The $n$-dimensional unit sphere (in the indexing in which the Earth is a 3-dimensional sphere) has an inner volume which is its surface area divided by $n$ (by considering each tiny patch of its surface as the base of a figure tapering down to its center), and at the same time, by the argument that projecting two dimensions outwards to the enveloping "cylinder" is area-preserving (stretching latitudinally and longitudinally in precise cancellation, as in the Lambert map projection), we find that the unit $n$-sphere's surface area is $\tau$ times the unit $(n - 2)$-sphere's volume.

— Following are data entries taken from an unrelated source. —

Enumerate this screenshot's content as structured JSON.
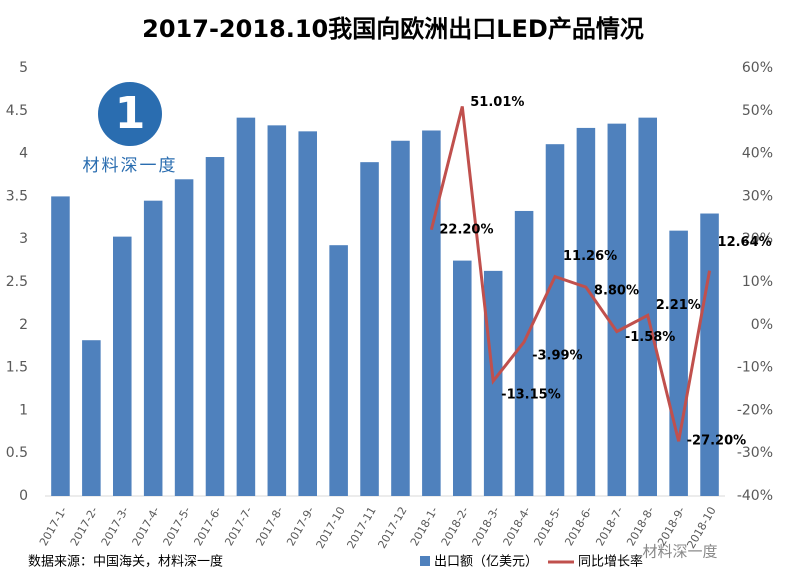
{
  "chart_data": {
    "type": "bar",
    "title": "2017-2018.10我国向欧洲出口LED产品情况",
    "source": "数据来源：中国海关，材料深一度",
    "logo_text": "材料深一度",
    "watermark": "材料深一度",
    "categories": [
      "2017-1-",
      "2017-2-",
      "2017-3-",
      "2017-4-",
      "2017-5-",
      "2017-6-",
      "2017-7-",
      "2017-8-",
      "2017-9-",
      "2017-10",
      "2017-11",
      "2017-12",
      "2018-1-",
      "2018-2-",
      "2018-3-",
      "2018-4-",
      "2018-5-",
      "2018-6-",
      "2018-7-",
      "2018-8-",
      "2018-9-",
      "2018-10"
    ],
    "series": [
      {
        "name": "出口额（亿美元）",
        "type": "bar",
        "color": "#4f81bd",
        "values": [
          3.5,
          1.82,
          3.03,
          3.45,
          3.7,
          3.96,
          4.42,
          4.33,
          4.26,
          2.93,
          3.9,
          4.15,
          4.27,
          2.75,
          2.63,
          3.33,
          4.11,
          4.3,
          4.35,
          4.42,
          3.1,
          3.3
        ]
      },
      {
        "name": "同比增长率",
        "type": "line",
        "axis": "y2",
        "color": "#c0504d",
        "values": [
          null,
          null,
          null,
          null,
          null,
          null,
          null,
          null,
          null,
          null,
          null,
          null,
          22.2,
          51.01,
          -13.15,
          -3.99,
          11.26,
          8.8,
          -1.58,
          2.21,
          -27.2,
          12.64
        ],
        "value_labels": [
          null,
          null,
          null,
          null,
          null,
          null,
          null,
          null,
          null,
          null,
          null,
          null,
          "22.20%",
          "51.01%",
          "-13.15%",
          "-3.99%",
          "11.26%",
          "8.80%",
          "-1.58%",
          "2.21%",
          "-27.20%",
          "12.64%"
        ]
      }
    ],
    "ylim": [
      0,
      5
    ],
    "yticks": [
      0,
      0.5,
      1,
      1.5,
      2,
      2.5,
      3,
      3.5,
      4,
      4.5,
      5
    ],
    "y2lim": [
      -40,
      60
    ],
    "y2ticks": [
      {
        "value": -40,
        "label": "-40%"
      },
      {
        "value": -30,
        "label": "-30%"
      },
      {
        "value": -20,
        "label": "-20%"
      },
      {
        "value": -10,
        "label": "-10%"
      },
      {
        "value": 0,
        "label": "0%"
      },
      {
        "value": 10,
        "label": "10%"
      },
      {
        "value": 20,
        "label": "20%"
      },
      {
        "value": 30,
        "label": "30%"
      },
      {
        "value": 40,
        "label": "40%"
      },
      {
        "value": 50,
        "label": "50%"
      },
      {
        "value": 60,
        "label": "60%"
      }
    ]
  }
}
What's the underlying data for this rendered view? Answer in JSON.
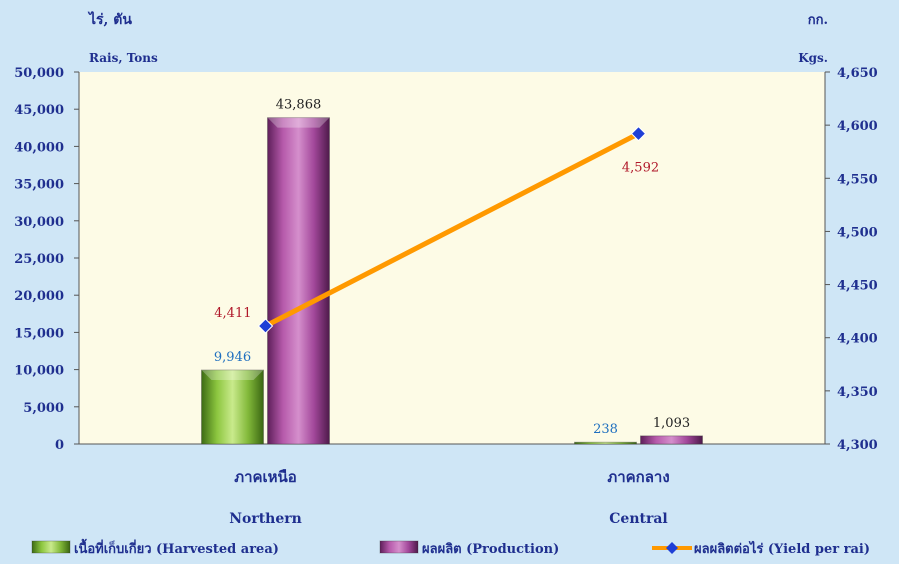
{
  "chart_data": {
    "type": "bar",
    "categories": [
      {
        "thai": "ภาคเหนือ",
        "english": "Northern"
      },
      {
        "thai": "ภาคกลาง",
        "english": "Central"
      }
    ],
    "series": [
      {
        "name": "เนื้อที่เก็บเกี่ยว (Harvested area)",
        "kind": "bar",
        "axis": "left",
        "values": [
          9946,
          238
        ],
        "labels": [
          "9,946",
          "238"
        ],
        "color": "#8cc63f",
        "label_color": "#1f6fbf"
      },
      {
        "name": "ผลผลิต (Production)",
        "kind": "bar",
        "axis": "left",
        "values": [
          43868,
          1093
        ],
        "labels": [
          "43,868",
          "1,093"
        ],
        "color": "#a7469e",
        "label_color": "#222222"
      },
      {
        "name": "ผลผลิตต่อไร่ (Yield per rai)",
        "kind": "line",
        "axis": "right",
        "values": [
          4411,
          4592
        ],
        "labels": [
          "4,411",
          "4,592"
        ],
        "color": "#ff9900",
        "marker_color": "#1f3fd6",
        "label_color": "#b0182a"
      }
    ],
    "left_axis": {
      "unit_thai": "ไร่, ตัน",
      "unit_english": "Rais,  Tons",
      "range": [
        0,
        50000
      ],
      "ticks": [
        0,
        5000,
        10000,
        15000,
        20000,
        25000,
        30000,
        35000,
        40000,
        45000,
        50000
      ],
      "tick_labels": [
        "0",
        "5,000",
        "10,000",
        "15,000",
        "20,000",
        "25,000",
        "30,000",
        "35,000",
        "40,000",
        "45,000",
        "50,000"
      ],
      "label_color": "#1f2f8f"
    },
    "right_axis": {
      "unit_thai": "กก.",
      "unit_english": "Kgs.",
      "range": [
        4300,
        4650
      ],
      "ticks": [
        4300,
        4350,
        4400,
        4450,
        4500,
        4550,
        4600,
        4650
      ],
      "tick_labels": [
        "4,300",
        "4,350",
        "4,400",
        "4,450",
        "4,500",
        "4,550",
        "4,600",
        "4,650"
      ],
      "label_color": "#1f2f8f"
    },
    "legend_position": "bottom",
    "plot_background": "#fdfbe6",
    "grid": false
  }
}
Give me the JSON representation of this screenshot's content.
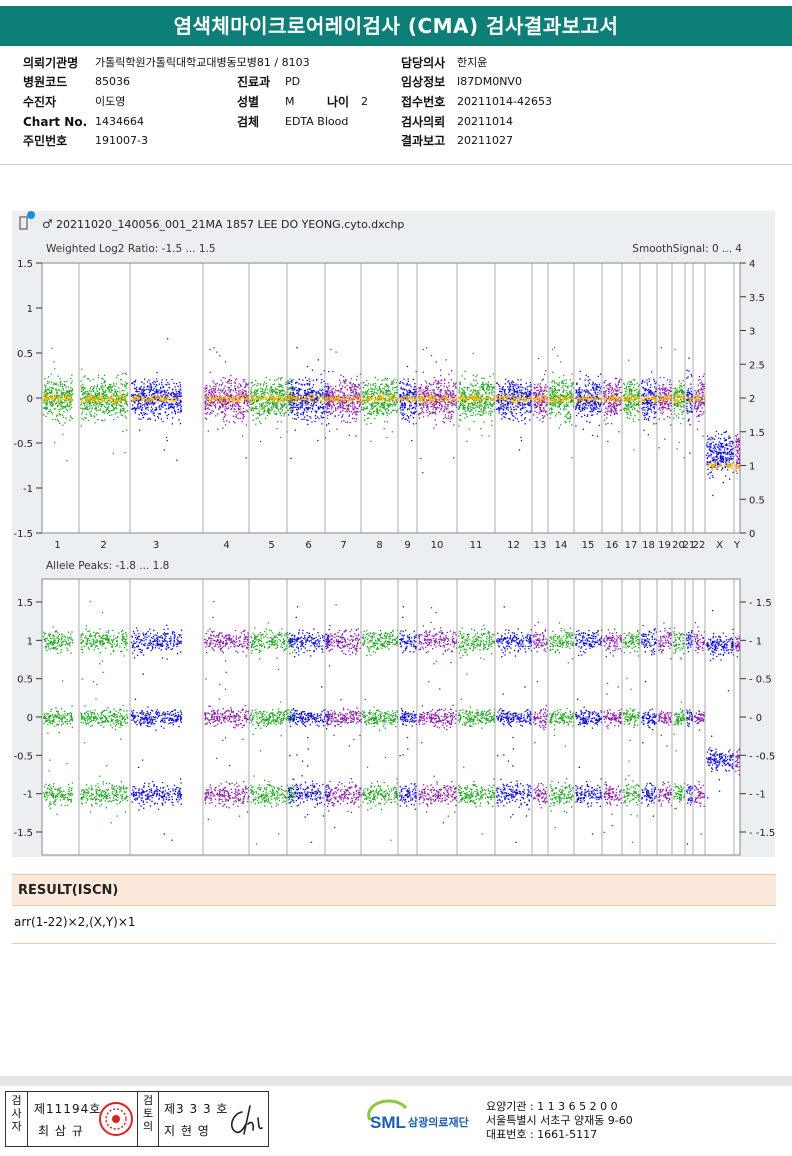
{
  "report": {
    "title": "염색체마이크로어레이검사 (CMA) 검사결과보고서"
  },
  "patient": {
    "col1": [
      {
        "label": "의뢰기관명",
        "value": "가톨릭학원가톨릭대학교대병동모병81 / 8103"
      },
      {
        "label": "병원코드",
        "value": "85036"
      },
      {
        "label": "수진자",
        "value": "이도영"
      },
      {
        "label": "Chart No.",
        "value": "1434664"
      },
      {
        "label": "주민번호",
        "value": "191007-3"
      }
    ],
    "col2": [
      {
        "label": "진료과",
        "value": "PD"
      },
      {
        "label": "성별",
        "value": "M"
      },
      {
        "label": "검체",
        "value": "EDTA Blood"
      }
    ],
    "age": {
      "label": "나이",
      "value": "2"
    },
    "col3": [
      {
        "label": "담당의사",
        "value": "한지윤"
      },
      {
        "label": "임상정보",
        "value": "I87DM0NV0"
      },
      {
        "label": "접수번호",
        "value": "20211014-42653"
      },
      {
        "label": "검사의뢰",
        "value": "20211014"
      },
      {
        "label": "결과보고",
        "value": "20211027"
      }
    ]
  },
  "chart_data": [
    {
      "type": "scatter",
      "file_title": "20211020_140056_001_21MA 1857 LEE DO YEONG.cyto.dxchp",
      "title": "Weighted Log2 Ratio: -1.5 ... 1.5",
      "right_title": "SmoothSignal: 0 ... 4",
      "ylim": [
        -1.5,
        1.5
      ],
      "y2lim": [
        0,
        4
      ],
      "yticks": [
        "1.5",
        "1",
        "0.5",
        "0",
        "-0.5",
        "-1",
        "-1.5"
      ],
      "y2ticks": [
        "4",
        "3.5",
        "3",
        "2.5",
        "2",
        "1.5",
        "1",
        "0.5",
        "0"
      ],
      "categories": [
        "1",
        "2",
        "3",
        "4",
        "5",
        "6",
        "7",
        "8",
        "9",
        "10",
        "11",
        "12",
        "13",
        "14",
        "15",
        "16",
        "17",
        "18",
        "19",
        "20",
        "21",
        "22",
        "X",
        "Y"
      ],
      "series": [
        {
          "name": "",
          "values": [
            0,
            0,
            0,
            0,
            0,
            0,
            0,
            0,
            0,
            0,
            0,
            0,
            0,
            0,
            0,
            0,
            0,
            0,
            0,
            0,
            0,
            0,
            -0.6,
            -0.6
          ]
        }
      ],
      "smooth_signal": [
        2,
        2,
        2,
        2,
        2,
        2,
        2,
        2,
        2,
        2,
        2,
        2,
        2,
        2,
        2,
        2,
        2,
        2,
        2,
        2,
        2,
        2,
        1,
        1
      ]
    },
    {
      "type": "scatter",
      "title": "Allele Peaks: -1.8 ... 1.8",
      "ylim": [
        -1.8,
        1.8
      ],
      "yticks": [
        "1.5",
        "1",
        "0.5",
        "0",
        "-0.5",
        "-1",
        "-1.5"
      ],
      "categories": [
        "1",
        "2",
        "3",
        "4",
        "5",
        "6",
        "7",
        "8",
        "9",
        "10",
        "11",
        "12",
        "13",
        "14",
        "15",
        "16",
        "17",
        "18",
        "19",
        "20",
        "21",
        "22",
        "X",
        "Y"
      ],
      "peaks_autosome": [
        1,
        0,
        -1
      ],
      "peaks_x": [
        0.95,
        -0.55
      ]
    }
  ],
  "colors": {
    "green": "#1aa51a",
    "blue": "#0a0ad2",
    "purple": "#8a1aa8",
    "smooth": "#f5b400",
    "teal": "#0e7f76"
  },
  "result": {
    "heading": "RESULT(ISCN)",
    "text": "arr(1-22)×2,(X,Y)×1"
  },
  "footer": {
    "vlabel_left": "검사자",
    "vlabel_mid": "검토의",
    "tester_no": "제11194호",
    "tester_name": "최 삼 규",
    "reviewer_no": "제3 3 3 호",
    "reviewer_name": "지 현 영",
    "lab_abbr": "SML",
    "lab_name": "삼광의료재단",
    "lab_code": "요양기관 : 1 1 3 6 5 2 0 0",
    "lab_address": "서울특별시 서초구 양재동 9-60",
    "lab_phone": "대표번호 : 1661-5117"
  }
}
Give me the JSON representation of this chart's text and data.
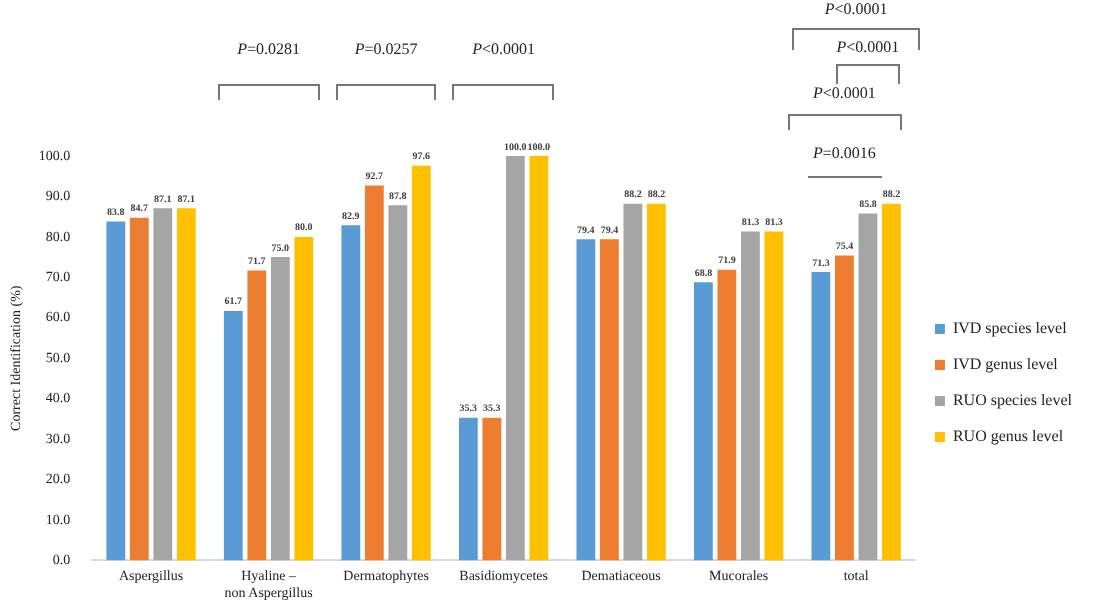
{
  "chart_data": {
    "type": "bar",
    "ylabel": "Correct Identification (%)",
    "categories": [
      "Aspergillus",
      "Hyaline – non Aspergillus",
      "Dermatophytes",
      "Basidiomycetes",
      "Dematiaceous",
      "Mucorales",
      "total"
    ],
    "series": [
      {
        "name": "IVD species level",
        "color": "#5b9bd5",
        "values": [
          83.8,
          61.7,
          82.9,
          35.3,
          79.4,
          68.8,
          71.3
        ],
        "value_labels": [
          "83.8",
          "61.7",
          "82.9",
          "35.3",
          "79.4",
          "68.8",
          "71.3"
        ]
      },
      {
        "name": "IVD genus level",
        "color": "#ed7d31",
        "values": [
          84.7,
          71.7,
          92.7,
          35.3,
          79.4,
          71.9,
          75.4
        ],
        "value_labels": [
          "84.7",
          "71.7",
          "92.7",
          "35.3",
          "79.4",
          "71.9",
          "75.4"
        ]
      },
      {
        "name": "RUO species level",
        "color": "#a5a5a5",
        "values": [
          87.1,
          75.0,
          87.8,
          100.0,
          88.2,
          81.3,
          85.8
        ],
        "value_labels": [
          "87.1",
          "75.0",
          "87.8",
          "100.0",
          "88.2",
          "81.3",
          "85.8"
        ]
      },
      {
        "name": "RUO genus level",
        "color": "#ffc000",
        "values": [
          87.1,
          80.0,
          97.6,
          100.0,
          88.2,
          81.3,
          88.2
        ],
        "value_labels": [
          "87.1",
          "80.0",
          "97.6",
          "100.0",
          "88.2",
          "81.3",
          "88.2"
        ]
      }
    ],
    "ylim": [
      0,
      100
    ],
    "yticks": [
      {
        "value": 0,
        "label": "0.0"
      },
      {
        "value": 10,
        "label": "10.0"
      },
      {
        "value": 20,
        "label": "20.0"
      },
      {
        "value": 30,
        "label": "30.0"
      },
      {
        "value": 40,
        "label": "40.0"
      },
      {
        "value": 50,
        "label": "50.0"
      },
      {
        "value": 60,
        "label": "60.0"
      },
      {
        "value": 70,
        "label": "70.0"
      },
      {
        "value": 80,
        "label": "80.0"
      },
      {
        "value": 90,
        "label": "90.0"
      },
      {
        "value": 100,
        "label": "100.0"
      }
    ],
    "grid": false,
    "legend": "right",
    "annotations": [
      "P=0.0281",
      "P=0.0257",
      "P<0.0001",
      "P<0.0001",
      "P<0.0001",
      "P<0.0001",
      "P=0.0016"
    ]
  }
}
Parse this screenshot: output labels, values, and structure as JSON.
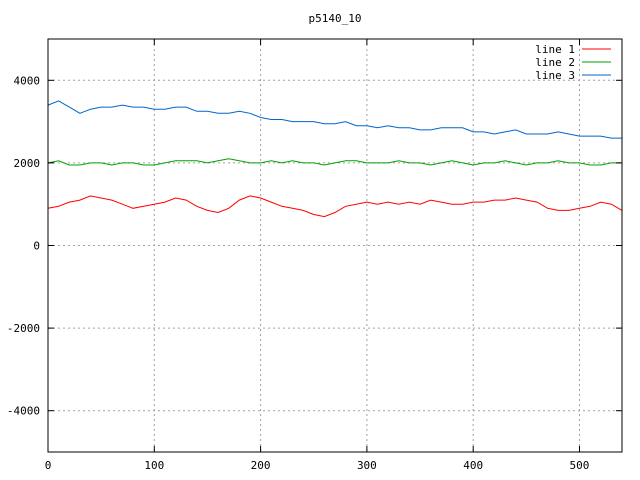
{
  "chart_data": {
    "type": "line",
    "title": "p5140_10",
    "xlabel": "",
    "ylabel": "",
    "xlim": [
      0,
      540
    ],
    "ylim": [
      -5000,
      5000
    ],
    "x_ticks": [
      0,
      100,
      200,
      300,
      400,
      500
    ],
    "y_ticks": [
      -4000,
      -2000,
      0,
      2000,
      4000
    ],
    "grid": true,
    "legend_position": "top-right",
    "x": [
      0,
      10,
      20,
      30,
      40,
      50,
      60,
      70,
      80,
      90,
      100,
      110,
      120,
      130,
      140,
      150,
      160,
      170,
      180,
      190,
      200,
      210,
      220,
      230,
      240,
      250,
      260,
      270,
      280,
      290,
      300,
      310,
      320,
      330,
      340,
      350,
      360,
      370,
      380,
      390,
      400,
      410,
      420,
      430,
      440,
      450,
      460,
      470,
      480,
      490,
      500,
      510,
      520,
      530,
      540
    ],
    "series": [
      {
        "name": "line 1",
        "color": "#ff0000",
        "values": [
          900,
          950,
          1050,
          1100,
          1200,
          1150,
          1100,
          1000,
          900,
          950,
          1000,
          1050,
          1150,
          1100,
          950,
          850,
          800,
          900,
          1100,
          1200,
          1150,
          1050,
          950,
          900,
          850,
          750,
          700,
          800,
          950,
          1000,
          1050,
          1000,
          1050,
          1000,
          1050,
          1000,
          1100,
          1050,
          1000,
          1000,
          1050,
          1050,
          1100,
          1100,
          1150,
          1100,
          1050,
          900,
          850,
          850,
          900,
          950,
          1050,
          1000,
          850
        ]
      },
      {
        "name": "line 2",
        "color": "#00a000",
        "values": [
          2000,
          2050,
          1950,
          1950,
          2000,
          2000,
          1950,
          2000,
          2000,
          1950,
          1950,
          2000,
          2050,
          2050,
          2050,
          2000,
          2050,
          2100,
          2050,
          2000,
          2000,
          2050,
          2000,
          2050,
          2000,
          2000,
          1950,
          2000,
          2050,
          2050,
          2000,
          2000,
          2000,
          2050,
          2000,
          2000,
          1950,
          2000,
          2050,
          2000,
          1950,
          2000,
          2000,
          2050,
          2000,
          1950,
          2000,
          2000,
          2050,
          2000,
          2000,
          1950,
          1950,
          2000,
          2000
        ]
      },
      {
        "name": "line 3",
        "color": "#0066cc",
        "values": [
          3400,
          3500,
          3350,
          3200,
          3300,
          3350,
          3350,
          3400,
          3350,
          3350,
          3300,
          3300,
          3350,
          3350,
          3250,
          3250,
          3200,
          3200,
          3250,
          3200,
          3100,
          3050,
          3050,
          3000,
          3000,
          3000,
          2950,
          2950,
          3000,
          2900,
          2900,
          2850,
          2900,
          2850,
          2850,
          2800,
          2800,
          2850,
          2850,
          2850,
          2750,
          2750,
          2700,
          2750,
          2800,
          2700,
          2700,
          2700,
          2750,
          2700,
          2650,
          2650,
          2650,
          2600,
          2600
        ]
      }
    ]
  }
}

[Footnote: Here, whenever I say “(inner) volume”, I mean in the sense appropriate to the number of dimensions, and similarly for “surface area”; thus, for example the “surface area” of a circle is its perimeter, and the “volume” of a circle is its area]

Putting these last two facts together, the unit $n$-sphere's volume is $\frac{\tau}{n}$ times the unit $(n - 2)$-sphere's volume ($\tau$ here being the circumference of a unit circle).

Letting $V(n)$ be the unit $n$-sphere's volume, and letting $D(n) = \frac{V(n + 1)}{V(n)}$, we get that $\frac{2}{3} \times \frac{4}{5} \times \frac{6}{7} \times \ldots \times \frac{n}{n + 1}$ comes out to $\frac{V(n + 1)/V(1)}{V(n) / V(0)} = \frac{V(0)}{V(1)} D(n) = \frac{1}{2} D(n)$. And of course $\frac{2}{1} \times \frac{4}{3} \times \frac{6}{5} \times \ldots$, with as many factors, is just this same thing times $n + 1$. Putting these together, the Wallis product up through $\frac{n}{n + 1} \times \frac{n}{n - 1}$ is $\frac{n + 1}{4} D(n)^2$.

But considering the $(n + 1)$-sphere's volume in terms of its cross-sectional $n$-spheres, we also have that $D(n)$ is twice the average value of $f(x)^n$ as $x$ runs from $0$ to $1$, where $f(x) = \sqrt{1 - x^2}$ is the cross-sectional radius of at height $x$ above the center of a unit sphere. Thus $D(n)$ is a decreasing function of $n$. And our recurrence $V(n) = \frac{\tau}{n} \times V(n - 2)$ is equivalently the recurrence $D(n - 2) \times D(n - 1) = \frac{\tau}{n}$. As a monotonic sequence satisfying this recurrence, we get that $D(n)^2 \sim \frac{\tau}{n}$ as $n$ goes to infinity (since $D(n)^2$ is inbetween $D(n - 1) \times D(n)$ and $D(n) \times D(n + 1)$, and our recurrence tells us each of these is $\sim \frac{\tau}{n}$).

Combining the last two paragraphs, we get that the Wallis product in toto comes out to $\frac{\tau}{4}$ (i.e., $\frac{\pi}{2}$). Ta-da!

This is actually related to Wallis's original proof (which was done not in terms of spheres but in terms of some messy integrals; even messier perhaps by virtue of being worked out before the general integral calculus had been developed!), but that is as this seen through a glass very darkly. I would be very curious to see if anyone has written on seeing the Wallis product this way in terms of sphere volumes before.